Every new booth had its own electrical outlet that accommodated two AC plugs and two USB ports.
Pretty, ain’t it?
Most restaurants are in business to serve food and drink. But Buffalo Wild Wings goes a step further and serves their customers’ needs. After all, how often does your phone or laptop needed a boost of juice come meal time?
Customer service is more than employee handbooks and delivering a quality product. It’s anticipating and meeting the felt need of your customer. And, now more than ever, that felt need includes a place to plug in and recharge.
How can you anticipate the needs of your customers?

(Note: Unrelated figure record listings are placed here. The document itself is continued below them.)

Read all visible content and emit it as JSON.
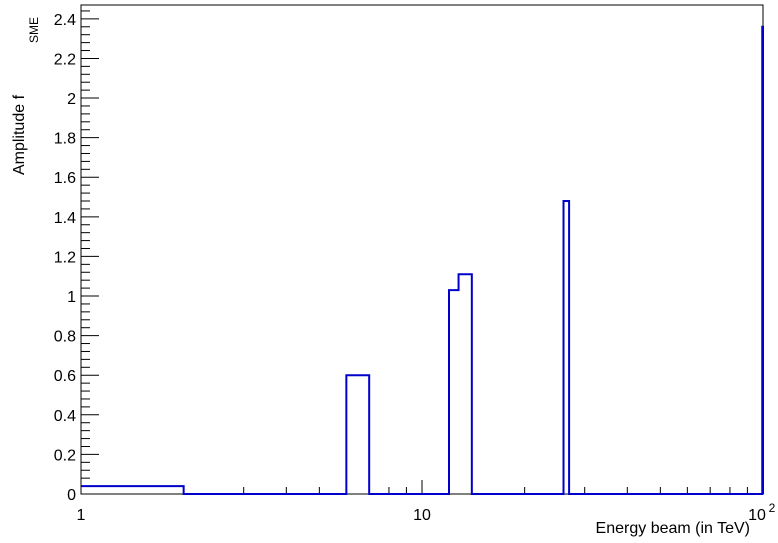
{
  "chart_data": {
    "type": "line",
    "step_histogram": true,
    "x_scale": "log",
    "xlim": [
      1,
      100
    ],
    "ylim": [
      0,
      2.47
    ],
    "grid": false,
    "line_color": "#0000cc",
    "xlabel": "Energy beam (in TeV)",
    "ylabel": "Amplitude f",
    "ylabel_subscript": "SME",
    "x_tick_labels": [
      {
        "value": 1,
        "label": "1"
      },
      {
        "value": 10,
        "label": "10"
      },
      {
        "value": 100,
        "label": "10",
        "sup": "2"
      }
    ],
    "y_tick_labels": [
      "0",
      "0.2",
      "0.4",
      "0.6",
      "0.8",
      "1",
      "1.2",
      "1.4",
      "1.6",
      "1.8",
      "2",
      "2.2",
      "2.4"
    ],
    "bins": [
      {
        "x0": 1.0,
        "x1": 2.0,
        "y": 0.04
      },
      {
        "x0": 2.0,
        "x1": 6.0,
        "y": 0.0
      },
      {
        "x0": 6.0,
        "x1": 7.0,
        "y": 0.6
      },
      {
        "x0": 7.0,
        "x1": 12.0,
        "y": 0.0
      },
      {
        "x0": 12.0,
        "x1": 12.8,
        "y": 1.03
      },
      {
        "x0": 12.8,
        "x1": 14.0,
        "y": 1.11
      },
      {
        "x0": 14.0,
        "x1": 26.0,
        "y": 0.0
      },
      {
        "x0": 26.0,
        "x1": 27.0,
        "y": 1.48
      },
      {
        "x0": 27.0,
        "x1": 99.5,
        "y": 0.0
      },
      {
        "x0": 99.5,
        "x1": 100.0,
        "y": 2.36
      }
    ]
  }
}
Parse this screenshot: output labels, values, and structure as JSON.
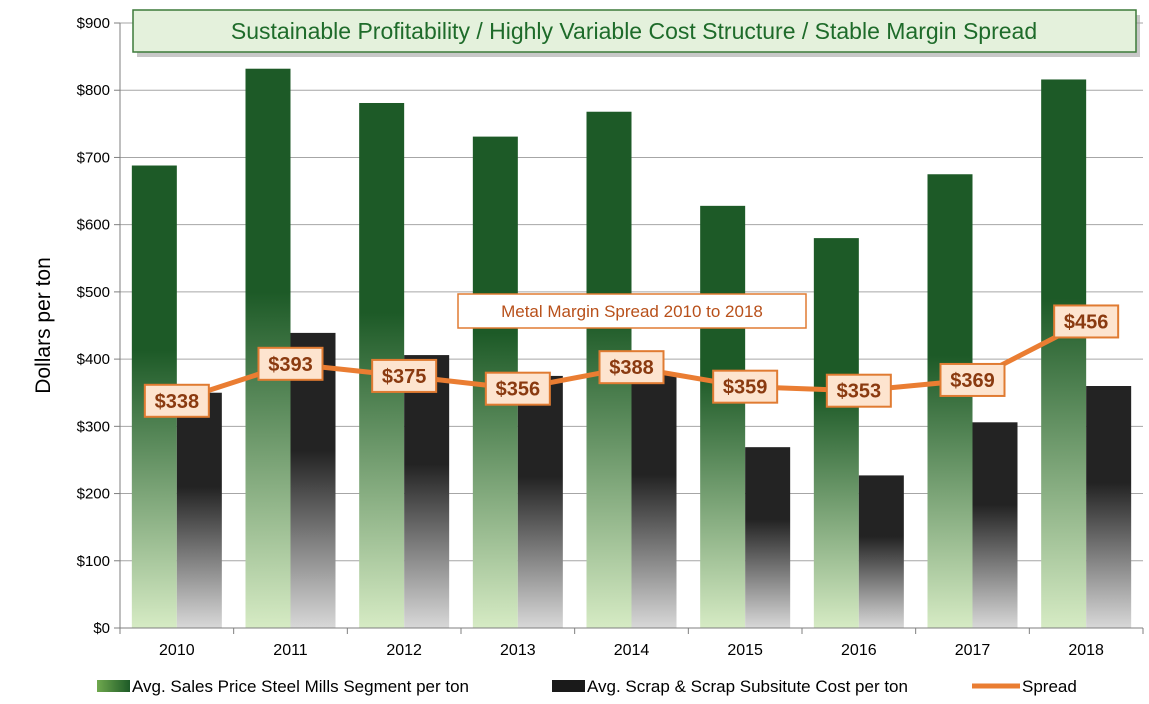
{
  "chart_data": {
    "type": "bar",
    "title": "Sustainable Profitability / Highly Variable Cost Structure / Stable Margin Spread",
    "ylabel": "Dollars per ton",
    "xlabel": "",
    "ylim": [
      0,
      900
    ],
    "ytick_values": [
      0,
      100,
      200,
      300,
      400,
      500,
      600,
      700,
      800,
      900
    ],
    "ytick_labels": [
      "$0",
      "$100",
      "$200",
      "$300",
      "$400",
      "$500",
      "$600",
      "$700",
      "$800",
      "$900"
    ],
    "categories": [
      "2010",
      "2011",
      "2012",
      "2013",
      "2014",
      "2015",
      "2016",
      "2017",
      "2018"
    ],
    "series": [
      {
        "name": "Avg. Sales Price Steel Mills Segment per ton",
        "kind": "bar",
        "values": [
          688,
          832,
          781,
          731,
          768,
          628,
          580,
          675,
          816
        ]
      },
      {
        "name": "Avg. Scrap & Scrap Subsitute Cost per ton",
        "kind": "bar",
        "values": [
          350,
          439,
          406,
          375,
          380,
          269,
          227,
          306,
          360
        ]
      },
      {
        "name": "Spread",
        "kind": "line",
        "values": [
          338,
          393,
          375,
          356,
          388,
          359,
          353,
          369,
          456
        ],
        "labels": [
          "$338",
          "$393",
          "$375",
          "$356",
          "$388",
          "$359",
          "$353",
          "$369",
          "$456"
        ]
      }
    ],
    "annotation": "Metal Margin Spread 2010 to 2018",
    "grid": true,
    "legend_position": "bottom"
  },
  "colors": {
    "sales_top": "#1d5a27",
    "sales_bottom": "#d6ebc4",
    "scrap_top": "#232323",
    "scrap_bottom": "#d8d8d8",
    "spread": "#ea7d32",
    "title_bg": "#e4f1dc",
    "title_border": "#3d7a3a",
    "label_bg": "#fde4cf",
    "label_border": "#e07b32",
    "grid": "#a6a6a6"
  }
}
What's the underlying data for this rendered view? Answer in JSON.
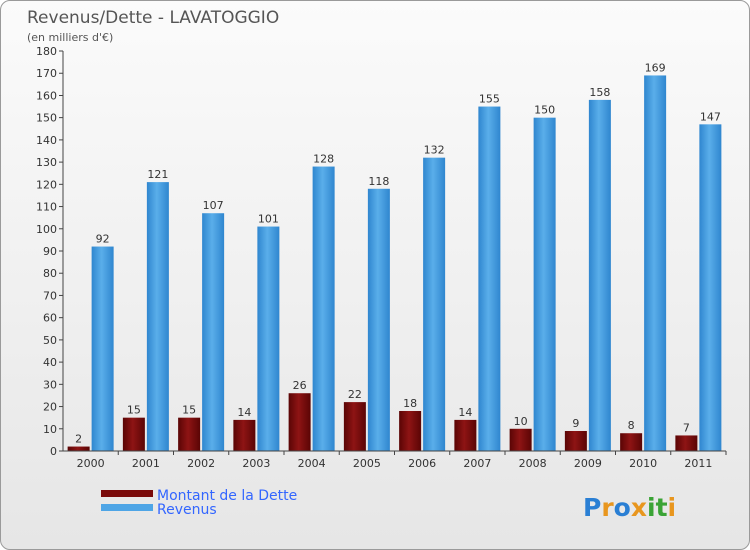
{
  "chart_data": {
    "type": "bar",
    "title": "Revenus/Dette - LAVATOGGIO",
    "subtitle": "(en milliers d'€)",
    "categories": [
      "2000",
      "2001",
      "2002",
      "2003",
      "2004",
      "2005",
      "2006",
      "2007",
      "2008",
      "2009",
      "2010",
      "2011"
    ],
    "series": [
      {
        "name": "Montant de la Dette",
        "color": "#7a0a0a",
        "values": [
          2,
          15,
          15,
          14,
          26,
          22,
          18,
          14,
          10,
          9,
          8,
          7
        ]
      },
      {
        "name": "Revenus",
        "color": "#4ea5e6",
        "values": [
          92,
          121,
          107,
          101,
          128,
          118,
          132,
          155,
          150,
          158,
          169,
          147
        ]
      }
    ],
    "ylim": [
      0,
      180
    ],
    "ytick_step": 10,
    "grid": false,
    "legend": "bottom-left"
  },
  "logo": {
    "text": "Proxiti"
  }
}
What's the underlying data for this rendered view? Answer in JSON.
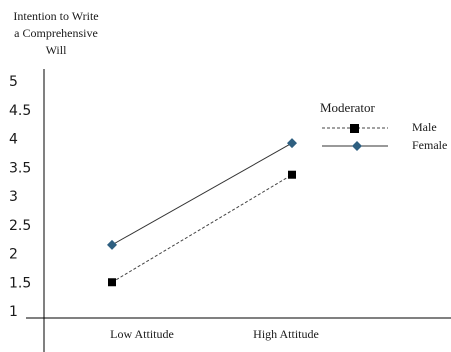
{
  "chart_data": {
    "type": "line",
    "title": "",
    "ylabel_lines": [
      "Intention to Write",
      "a Comprehensive",
      "Will"
    ],
    "xlabel": "",
    "categories": [
      "Low Attitude",
      "High Attitude"
    ],
    "ylim": [
      1,
      5
    ],
    "yticks": [
      "1",
      "1.5",
      "2",
      "2.5",
      "3",
      "3.5",
      "4",
      "4.5",
      "5"
    ],
    "grid": false,
    "legend": {
      "title": "Moderator",
      "placement": "right"
    },
    "series": [
      {
        "name": "Male",
        "values": [
          1.5,
          3.37
        ],
        "color": "#000000",
        "marker": "square",
        "line_style": "dashed"
      },
      {
        "name": "Female",
        "values": [
          2.15,
          3.92
        ],
        "color": "#2e5f80",
        "marker": "diamond",
        "line_style": "solid"
      }
    ]
  }
}
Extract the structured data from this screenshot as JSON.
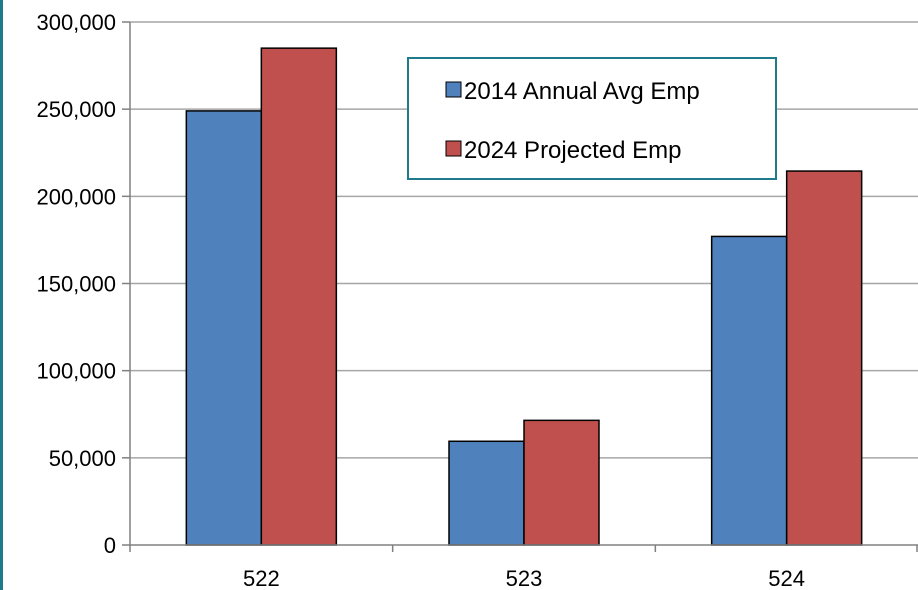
{
  "chart_data": {
    "type": "bar",
    "categories": [
      "522",
      "523",
      "524"
    ],
    "series": [
      {
        "name": "2014 Annual Avg Emp",
        "color": "#4f81bd",
        "values": [
          249000,
          59500,
          177000
        ]
      },
      {
        "name": "2024 Projected Emp",
        "color": "#c0504d",
        "values": [
          285000,
          71500,
          214500
        ]
      }
    ],
    "ylim": [
      0,
      300000
    ],
    "yticks": [
      0,
      50000,
      100000,
      150000,
      200000,
      250000,
      300000
    ],
    "ytick_labels": [
      "0",
      "50,000",
      "100,000",
      "150,000",
      "200,000",
      "250,000",
      "300,000"
    ],
    "grid": true,
    "legend_position": "top-center",
    "legend_border_color": "#1f7a8c"
  }
}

Ask your employees to write down the top three most common questions they get asked day in and day out. That would be a good place to start.
Now, the negative.
We are selling our home. So we’ve been touring homes that are on the market. Last week, my wife and I walked through a brand new house that matched our criteria. It had everything going for it. Great curb appeal, awesome floor plan, a nice location…
That’s when I saw it.
Standing in the great room, I noticed that every electrical outlet on every wall was crooked.
Not just slightly crooked either. Crooked crooked.
So I backtracked and walked through the other rooms.
Sure enough. Every outlet. Crooked.
Donald Burr, former CEO of People Express Airlines, once wrote,
In the airline industry, if passengers see coffee stains on the food tray, they assume the engine maintenance isn’t done right.
In the same way, when I see crooked outlets in a brand new house, I assume other parts of the house were built crooked, too.
In the span of 42 seconds, my attitude shifted from ready to make an offer to ready to make tracks.
Your customers notice the little things. So if they see something that’s not quite right, they will make assumptions about the quality of your work.
Perception is reality.
Make sure the outlets aren’t crooked.